La valutazione degli esiti di questi esami permetterà di intervenire in modo specifico attraverso un rafforzamento delle vie metaboliche cellulari, sia grazie ad un adeguato programma di attività fisica sia al supporto alla formazione di nuove molecole, come le proteine. In quest’ultimo caso, sarà quindi necessaria un’integrazione ad hoc con vitamine e aminoacidi per la gestione di eventuali carenze.

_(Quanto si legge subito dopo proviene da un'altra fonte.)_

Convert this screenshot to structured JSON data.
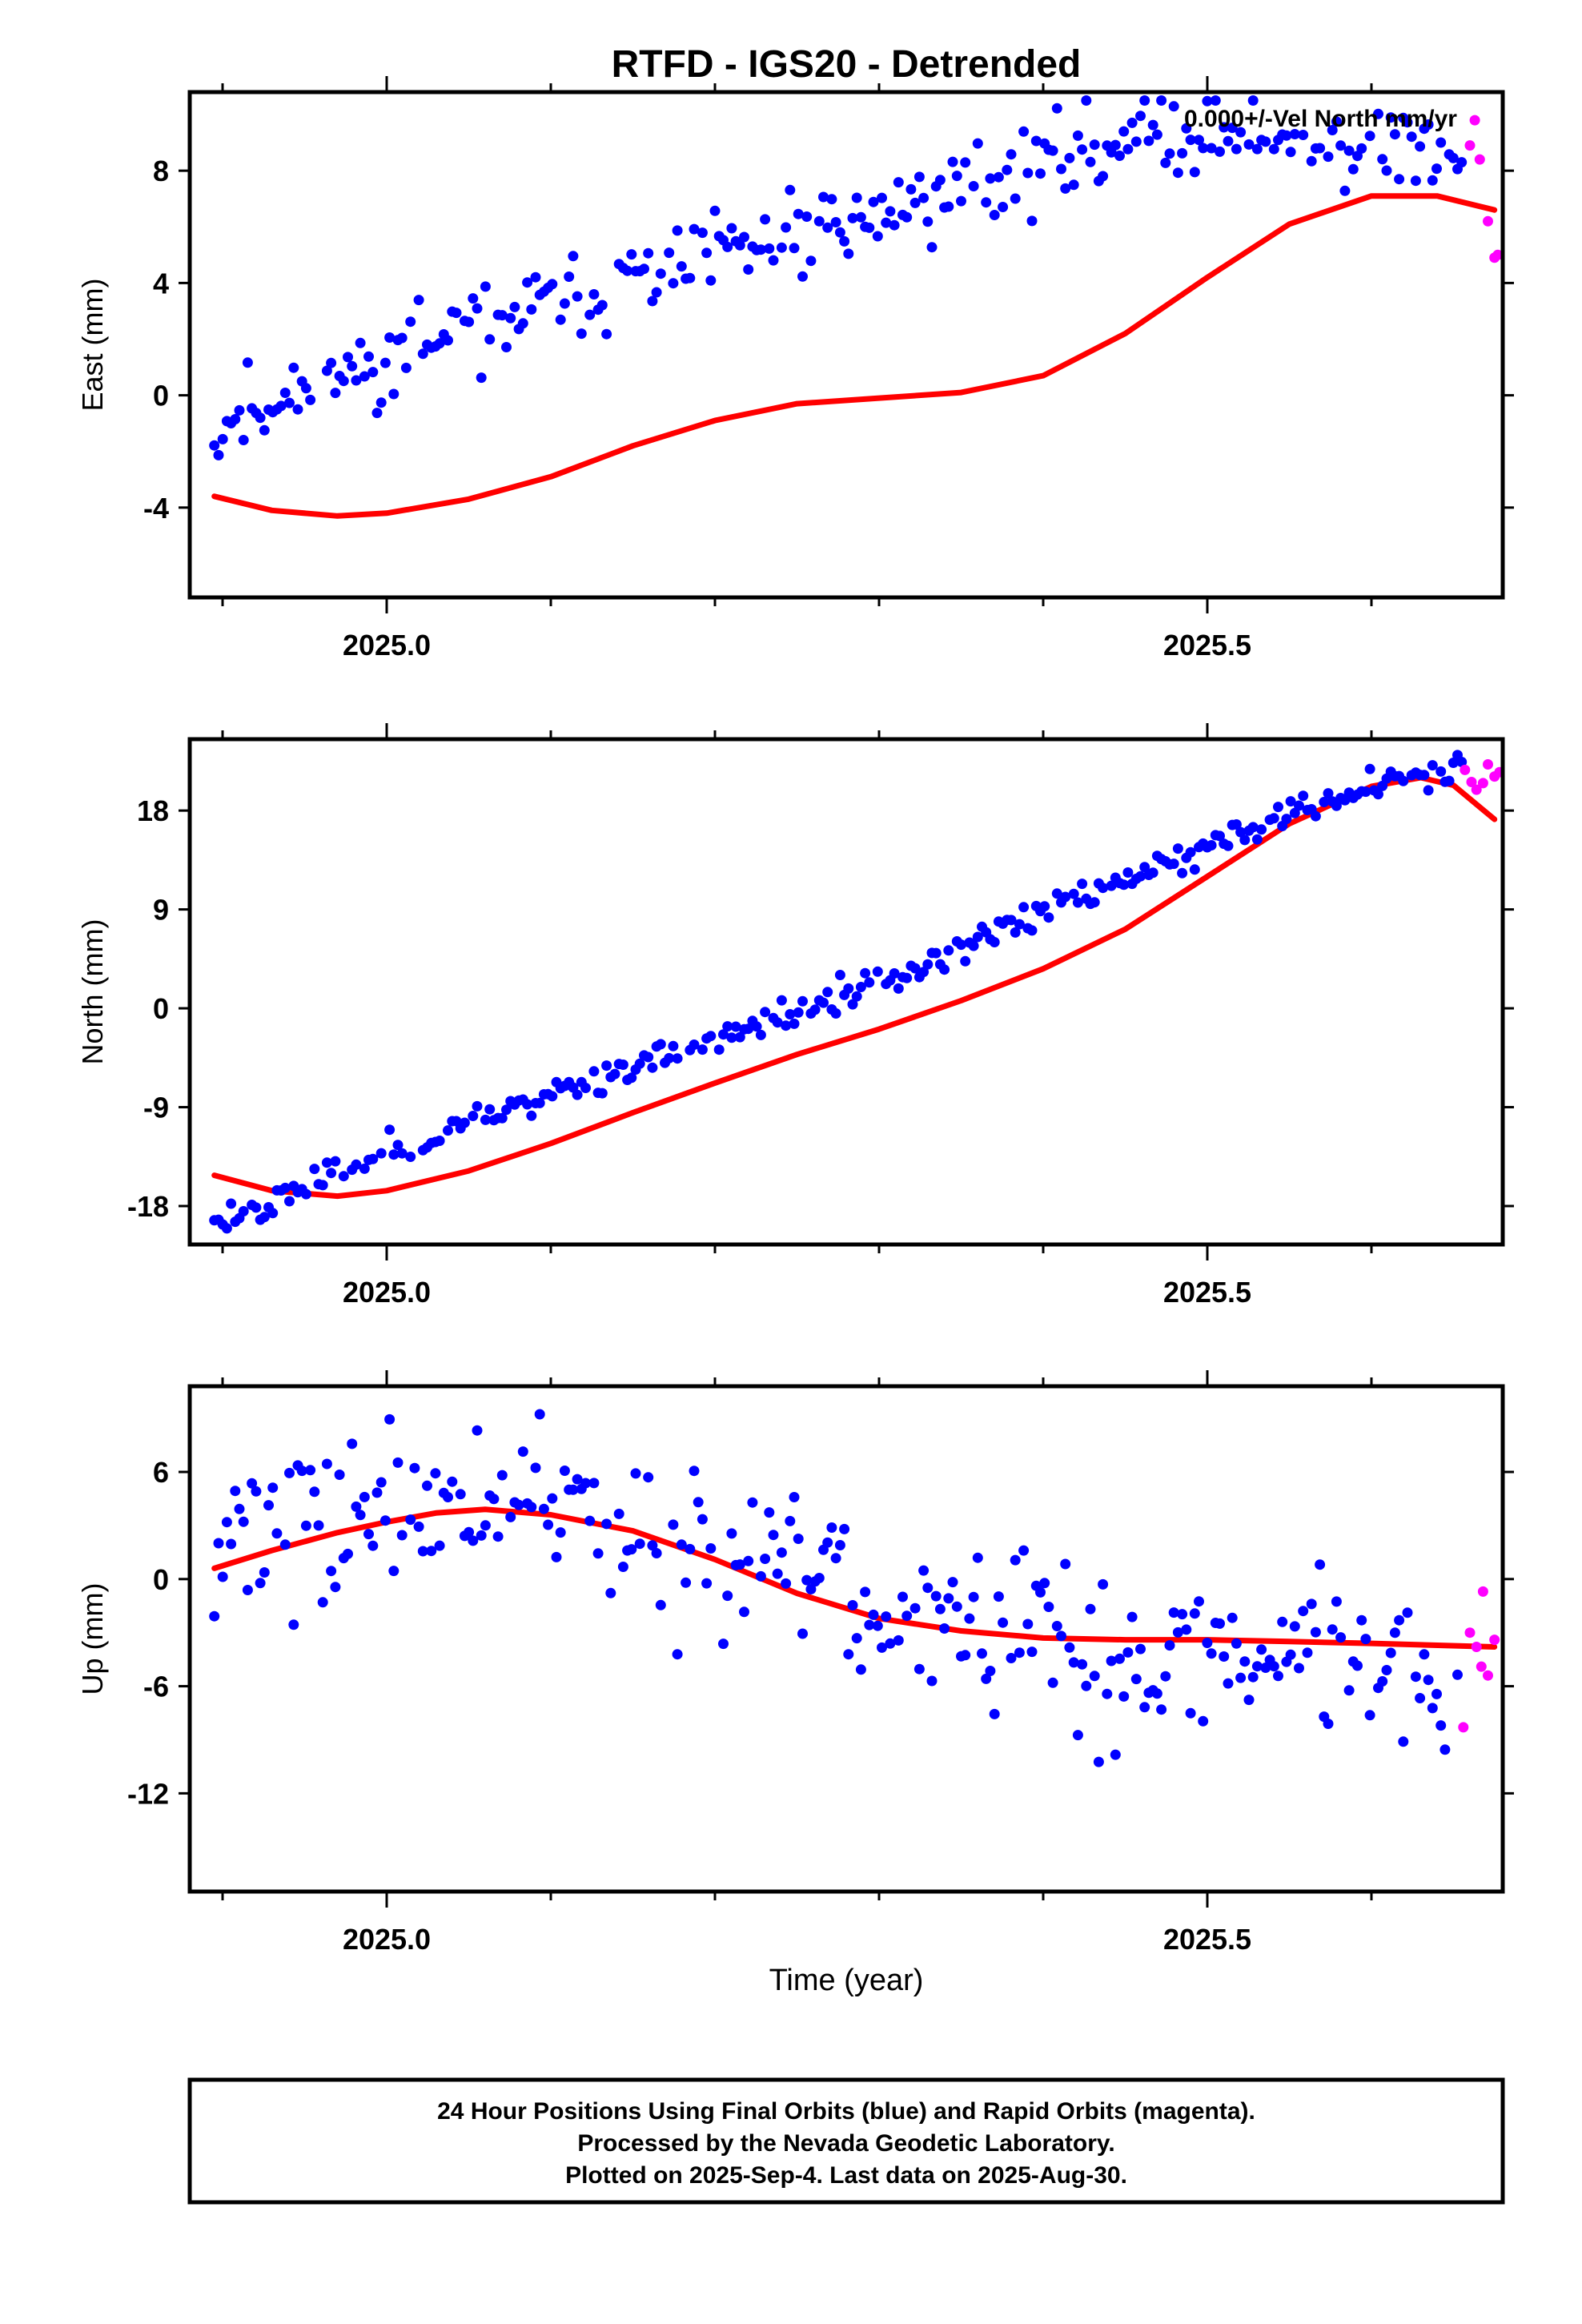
{
  "title": "RTFD - IGS20 - Detrended",
  "xlabel": "Time (year)",
  "colors": {
    "final": "#0000ff",
    "rapid": "#ff00ff",
    "fit": "#ff0000",
    "frame": "#000000"
  },
  "caption": [
    "24 Hour Positions Using Final Orbits (blue) and Rapid Orbits (magenta).",
    "Processed by the Nevada Geodetic Laboratory.",
    "Plotted on 2025-Sep-4. Last data on 2025-Aug-30."
  ],
  "chart_data": [
    {
      "type": "scatter",
      "ylabel": "East (mm)",
      "annotation": "0.000+/-Vel North mm/yr",
      "xlim": [
        2024.88,
        2025.68
      ],
      "ylim": [
        -7.2,
        10.8
      ],
      "yticks": [
        -4,
        0,
        4,
        8
      ],
      "ytick_labels": [
        "-4",
        "0",
        "4",
        "8"
      ],
      "xticks": [
        2025.0,
        2025.5
      ],
      "xtick_labels": [
        "2025.0",
        "2025.5"
      ],
      "minor_xticks": [
        2024.9,
        2025.1,
        2025.2,
        2025.3,
        2025.4,
        2025.6
      ],
      "trend": [
        -1.0,
        3.0,
        6.0,
        9.5,
        8.5
      ],
      "wiggle": 1.0,
      "seed": 11,
      "rapid_points": [
        [
          2025.663,
          9.8
        ],
        [
          2025.666,
          8.4
        ],
        [
          2025.671,
          6.2
        ],
        [
          2025.675,
          4.9
        ],
        [
          2025.677,
          5.0
        ],
        [
          2025.66,
          8.9
        ]
      ],
      "fit": [
        [
          2024.895,
          -3.6
        ],
        [
          2024.93,
          -4.1
        ],
        [
          2024.97,
          -4.3
        ],
        [
          2025.0,
          -4.2
        ],
        [
          2025.05,
          -3.7
        ],
        [
          2025.1,
          -2.9
        ],
        [
          2025.15,
          -1.8
        ],
        [
          2025.2,
          -0.9
        ],
        [
          2025.25,
          -0.3
        ],
        [
          2025.3,
          -0.1
        ],
        [
          2025.35,
          0.1
        ],
        [
          2025.4,
          0.7
        ],
        [
          2025.45,
          2.2
        ],
        [
          2025.5,
          4.2
        ],
        [
          2025.55,
          6.1
        ],
        [
          2025.6,
          7.1
        ],
        [
          2025.64,
          7.1
        ],
        [
          2025.675,
          6.6
        ]
      ]
    },
    {
      "type": "scatter",
      "ylabel": "North (mm)",
      "xlim": [
        2024.88,
        2025.68
      ],
      "ylim": [
        -21.5,
        24.5
      ],
      "yticks": [
        -18,
        -9,
        0,
        9,
        18
      ],
      "ytick_labels": [
        "-18",
        "-9",
        "0",
        "9",
        "18"
      ],
      "xticks": [
        2025.0,
        2025.5
      ],
      "xtick_labels": [
        "2025.0",
        "2025.5"
      ],
      "minor_xticks": [
        2024.9,
        2025.1,
        2025.2,
        2025.3,
        2025.4,
        2025.6
      ],
      "trend": [
        -19.5,
        -13.0,
        -7.0,
        -2.0,
        4.0,
        11.0,
        17.5,
        22.5
      ],
      "wiggle": 0.9,
      "seed": 23,
      "rapid_points": [
        [
          2025.657,
          21.7
        ],
        [
          2025.661,
          20.6
        ],
        [
          2025.664,
          19.9
        ],
        [
          2025.668,
          20.5
        ],
        [
          2025.671,
          22.2
        ],
        [
          2025.675,
          21.1
        ],
        [
          2025.678,
          21.5
        ]
      ],
      "fit": [
        [
          2024.895,
          -15.2
        ],
        [
          2024.93,
          -16.6
        ],
        [
          2024.97,
          -17.1
        ],
        [
          2025.0,
          -16.6
        ],
        [
          2025.05,
          -14.8
        ],
        [
          2025.1,
          -12.3
        ],
        [
          2025.15,
          -9.5
        ],
        [
          2025.2,
          -6.8
        ],
        [
          2025.25,
          -4.2
        ],
        [
          2025.3,
          -1.9
        ],
        [
          2025.35,
          0.7
        ],
        [
          2025.4,
          3.6
        ],
        [
          2025.45,
          7.2
        ],
        [
          2025.5,
          12.0
        ],
        [
          2025.55,
          16.8
        ],
        [
          2025.6,
          20.2
        ],
        [
          2025.63,
          21.0
        ],
        [
          2025.65,
          20.3
        ],
        [
          2025.675,
          17.2
        ]
      ]
    },
    {
      "type": "scatter",
      "ylabel": "Up (mm)",
      "xlim": [
        2024.88,
        2025.68
      ],
      "ylim": [
        -17.5,
        10.8
      ],
      "yticks": [
        -12,
        -6,
        0,
        6
      ],
      "ytick_labels": [
        "-12",
        "-6",
        "0",
        "6"
      ],
      "xticks": [
        2025.0,
        2025.5
      ],
      "xtick_labels": [
        "2025.0",
        "2025.5"
      ],
      "minor_xticks": [
        2024.9,
        2025.1,
        2025.2,
        2025.3,
        2025.4,
        2025.6
      ],
      "trend": [
        2.5,
        4.5,
        4.0,
        1.0,
        -2.5,
        -4.5,
        -3.5,
        -5.5
      ],
      "wiggle": 3.0,
      "seed": 37,
      "rapid_points": [
        [
          2025.656,
          -8.3
        ],
        [
          2025.66,
          -3.0
        ],
        [
          2025.664,
          -3.8
        ],
        [
          2025.668,
          -0.7
        ],
        [
          2025.671,
          -5.4
        ],
        [
          2025.675,
          -3.4
        ],
        [
          2025.667,
          -4.9
        ]
      ],
      "fit": [
        [
          2024.895,
          0.6
        ],
        [
          2024.93,
          1.6
        ],
        [
          2024.97,
          2.6
        ],
        [
          2025.0,
          3.2
        ],
        [
          2025.03,
          3.7
        ],
        [
          2025.06,
          3.9
        ],
        [
          2025.1,
          3.6
        ],
        [
          2025.15,
          2.7
        ],
        [
          2025.2,
          1.1
        ],
        [
          2025.25,
          -0.8
        ],
        [
          2025.3,
          -2.2
        ],
        [
          2025.35,
          -2.9
        ],
        [
          2025.4,
          -3.3
        ],
        [
          2025.45,
          -3.4
        ],
        [
          2025.5,
          -3.4
        ],
        [
          2025.55,
          -3.5
        ],
        [
          2025.6,
          -3.6
        ],
        [
          2025.675,
          -3.8
        ]
      ]
    }
  ]
}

«Dati scientifici preliminari indicano che la supplementazione con vitamine e specifiche miscele di singoli aminoacidi, prevalentemente essenziali, formulata in base ai bisogni metabolici dell’essere umano, aiutano le cellule a ripristinare il loro patrimonio metabolico e la loro funzionalità. Quindi, e sempre sotto controllo di un medico specialista, fare riabilitazione motoria adeguata alla persona ed introdurre supporti nutrizionali, quali-quantitativamente adeguati ai bisogni cellulari, aiuta senz’altro il recupero in caso di sindrome post-Covid,» spiega ancora il Dr. Pasini, precisando che «i nove aminoacidi essenziali (Leucina, Isoleucina, Valina, Lisina, Metionina, Fenilalanina, Treonina, Triptofano, Istidina) dovranno essere assunti categoricamente con l’alimentazione o, in alternativa, con appositi integratori, dal momento che il nostro metabolismo non è in grado di sintetizzarli da sé».

«Il perfetto mix aminoacidico deve contenere gli aminoacidi nel rapporto, fra di loro, uguale a quello richiesto dall’organismo e nell’essere di altissima qualità e purezza, valutata e garantita per ogni singolo lotto» conclude il Dr. Pasini.